After a new analysis of Fed policy since World War Two, a top economic adviser and senior in the Obama White House stated that the Federal Reserve’s effort to startle the economy into lower inflation is in its initial stages, making it difficult for the U.S. central bank to mitigate overdoing it with higher-than-necessary interest rates.
Christina Romer, an economist at the University of California, Berkeley and the former chair of the White House’s Council of Economic Advisers (CEA) from 2009 to 2010, spoke to a national gathering of economists late on Saturday. She noted that the Fed has increased its target policy rate by more than 4 percentage points in the past year, and the economy is now entering the window where the impacts might start to be felt.
Romer said in a keynote talk at the annual meeting of the American Economic Association in New Orleans that because of the lags entailed, policymakers will have to make a very tough choice regarding when to stop raising interest rates or change course.
If policymakers want to bring inflation down without inflicting more suffering than necessary, they will need to back off before the issue is fully resolved, she said.
In an effort to avoid making a mistake, Fed officials have dialled back the rate at which borrowing prices are rising.
They understand how difficult it will be to determine how higher to raise rates and how much longer to keep them up.
The minutes of the most previous Fed policy meeting in December revealed central bankers fumbling with the dangers, and experts believe that a U.S. recession is highly likely to occur in the upcoming year as a result of rate rises.
Romer, the outgoing president of the AEA, argued as CEA head for a significantly stronger budgetary response to the 2007–2009 recession than was allowed.
Romer is an expert on the origins and recovery from the Great Depression of the 1930s.
She worked alongside her husband, Berkeley economist David Romer, to examine U.S. central bank policies by examining Fed meeting minutes and transcripts going back to the 1940s.
They found ten instances where the Fed made deliberate attempts to alter the course of economic growth, with the exception of one, all in an effort to reduce inflation that it believed to be excessively high.
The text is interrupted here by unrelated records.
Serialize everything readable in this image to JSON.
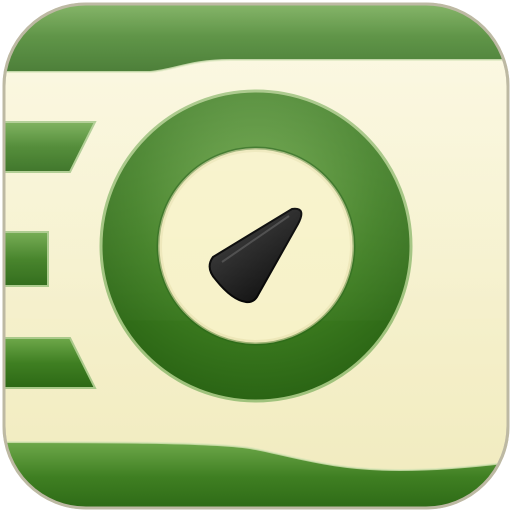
{
  "app_icon": {
    "name": "clock-gauge-app-icon",
    "colors": {
      "background": "#f6f1c4",
      "background_light": "#fbf8dc",
      "green_dark": "#2f6d1a",
      "green_mid": "#4f8f2e",
      "green_light": "#7fb55a",
      "needle": "#111111",
      "outline": "#c9c6b2"
    },
    "needle_direction": "up-right",
    "icon_names": [
      "clock-ring-icon",
      "gauge-needle-icon",
      "speed-lines-icon"
    ]
  }
}
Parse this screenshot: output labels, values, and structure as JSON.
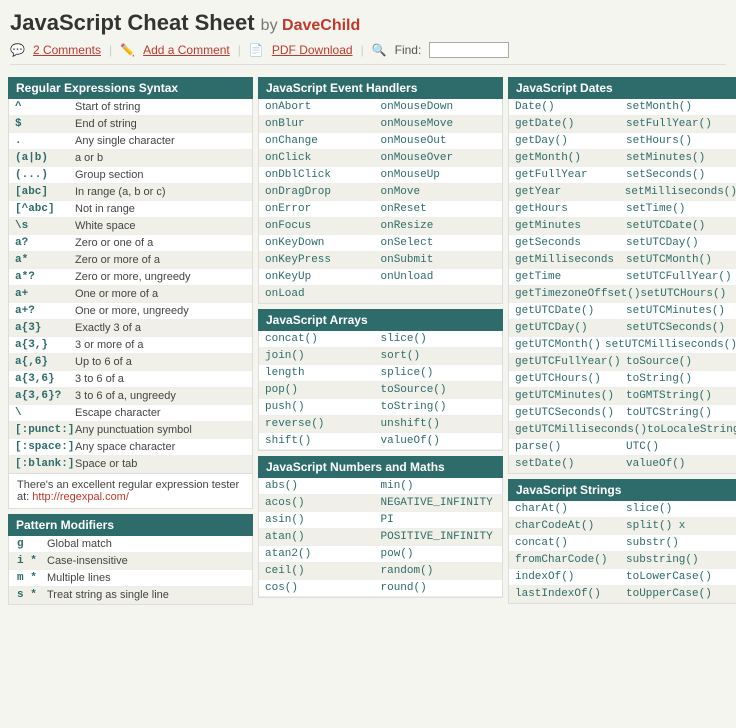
{
  "header": {
    "title": "JavaScript Cheat Sheet",
    "by": "by",
    "author": "DaveChild",
    "toolbar": {
      "comments": "2 Comments",
      "add_comment": "Add a Comment",
      "pdf": "PDF Download",
      "find": "Find:"
    }
  },
  "regex": {
    "title": "Regular Expressions Syntax",
    "rows": [
      {
        "sym": "^",
        "desc": "Start of string"
      },
      {
        "sym": "$",
        "desc": "End of string"
      },
      {
        "sym": ".",
        "desc": "Any single character"
      },
      {
        "sym": "(a|b)",
        "desc": "a or b"
      },
      {
        "sym": "(...)",
        "desc": "Group section"
      },
      {
        "sym": "[abc]",
        "desc": "In range (a, b or c)"
      },
      {
        "sym": "[^abc]",
        "desc": "Not in range"
      },
      {
        "sym": "\\s",
        "desc": "White space"
      },
      {
        "sym": "a?",
        "desc": "Zero or one of a"
      },
      {
        "sym": "a*",
        "desc": "Zero or more of a"
      },
      {
        "sym": "a*?",
        "desc": "Zero or more, ungreedy"
      },
      {
        "sym": "a+",
        "desc": "One or more of a"
      },
      {
        "sym": "a+?",
        "desc": "One or more, ungreedy"
      },
      {
        "sym": "a{3}",
        "desc": "Exactly 3 of a"
      },
      {
        "sym": "a{3,}",
        "desc": "3 or more of a"
      },
      {
        "sym": "a{,6}",
        "desc": "Up to 6 of a"
      },
      {
        "sym": "a{3,6}",
        "desc": "3 to 6 of a"
      },
      {
        "sym": "a{3,6}?",
        "desc": "3 to 6 of a, ungreedy"
      },
      {
        "sym": "\\",
        "desc": "Escape character"
      },
      {
        "sym": "[:punct:]",
        "desc": "Any punctuation symbol"
      },
      {
        "sym": "[:space:]",
        "desc": "Any space character"
      },
      {
        "sym": "[:blank:]",
        "desc": "Space or tab"
      }
    ],
    "note": "There's an excellent regular expression tester at:",
    "note_link": "http://regexpal.com/",
    "note_link_display": "http://regexpal.com/"
  },
  "pattern_modifiers": {
    "title": "Pattern Modifiers",
    "rows": [
      {
        "sym": "g",
        "desc": "Global match"
      },
      {
        "sym": "i *",
        "desc": "Case-insensitive"
      },
      {
        "sym": "m *",
        "desc": "Multiple lines"
      },
      {
        "sym": "s *",
        "desc": "Treat string as single line"
      }
    ]
  },
  "events": {
    "title": "JavaScript Event Handlers",
    "col1": [
      "onAbort",
      "onBlur",
      "onChange",
      "onClick",
      "onDblClick",
      "onDragDrop",
      "onError",
      "onFocus",
      "onKeyDown",
      "onKeyPress",
      "onKeyUp",
      "onLoad"
    ],
    "col2": [
      "onMouseDown",
      "onMouseMove",
      "onMouseOut",
      "onMouseOver",
      "onMouseUp",
      "onMove",
      "onReset",
      "onResize",
      "onSelect",
      "onSubmit",
      "onUnload",
      ""
    ]
  },
  "arrays": {
    "title": "JavaScript Arrays",
    "col1": [
      "concat()",
      "join()",
      "length",
      "pop()",
      "push()",
      "reverse()",
      "shift()"
    ],
    "col2": [
      "slice()",
      "sort()",
      "splice()",
      "toSource()",
      "toString()",
      "unshift()",
      "valueOf()"
    ]
  },
  "numbers": {
    "title": "JavaScript Numbers and Maths",
    "col1": [
      "abs()",
      "acos()",
      "asin()",
      "atan()",
      "atan2()",
      "ceil()",
      "cos()"
    ],
    "col2": [
      "min()",
      "NEGATIVE_INFINITY",
      "PI",
      "POSITIVE_INFINITY",
      "pow()",
      "random()",
      "round()"
    ]
  },
  "dates": {
    "title": "JavaScript Dates",
    "col1": [
      "Date()",
      "getDate()",
      "getDay()",
      "getMonth()",
      "getFullYear",
      "getYear",
      "getHours",
      "getMinutes",
      "getSeconds",
      "getMilliseconds",
      "getTime",
      "getTimezoneOffset()",
      "getUTCDate()",
      "getUTCDay()",
      "getUTCMonth()",
      "getUTCFullYear()",
      "getUTCHours()",
      "getUTCMinutes()",
      "getUTCSeconds()",
      "getUTCMilliseconds()",
      "parse()",
      "setDate()"
    ],
    "col2": [
      "setMonth()",
      "setFullYear()",
      "setHours()",
      "setMinutes()",
      "setSeconds()",
      "setMilliseconds()",
      "setTime()",
      "setUTCDate()",
      "setUTCDay()",
      "setUTCMonth()",
      "setUTCFullYear()",
      "setUTCHours()",
      "setUTCMinutes()",
      "setUTCSeconds()",
      "setUTCMilliseconds()",
      "toSource()",
      "toString()",
      "toGMTString()",
      "toUTCString()",
      "toLocaleString()",
      "UTC()",
      "valueOf()"
    ]
  },
  "strings": {
    "title": "JavaScript Strings",
    "col1": [
      "charAt()",
      "charCodeAt()",
      "concat()",
      "fromCharCode()",
      "indexOf()",
      "lastIndexOf()"
    ],
    "col2": [
      "slice()",
      "split() x",
      "substr()",
      "substring()",
      "toLowerCase()",
      "toUpperCase()"
    ]
  }
}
They relied solely on minutes in more recent years because transcripts are only accessible until 2016 and came to the conclusion that the present tightening cycle counts as the eleventh “shock” to monetary policy.
Those occurrences stand in contrast to previous Fed rate choices intended to follow the business cycle or react to exogenous economic events, including the downfall of the housing sector and the start of the recession in 2007.
She said that isolating the shocks gives a clearer picture of how and when Fed rate increases affect economic output and employment.
She discovered that as interest rates increase, the overall output starts to decline roughly six months from the onset of the policy shock and was 4.5% lower after nine quarters than it would have been otherwise. After approximately five months, the unemployment rate begins to increase. After 27 months, it increases by an aggregate of 1.6 percentage points, and after five years, the effect is less pronounced.
The Fed started raising rates in March of last year, but in June it quickened the pace to a level similar to the rapid tightening employed by former Fed Chair Paul Volcker in the late 1970s and early 1980s.
The policy rate of the central bank is currently between 4.25% to 4.50%, and officials are largely anticipated to increase it yet another quarter of a startling percentage point at their meeting on January 31–February 1 in order to raise it over 5% in the coming months.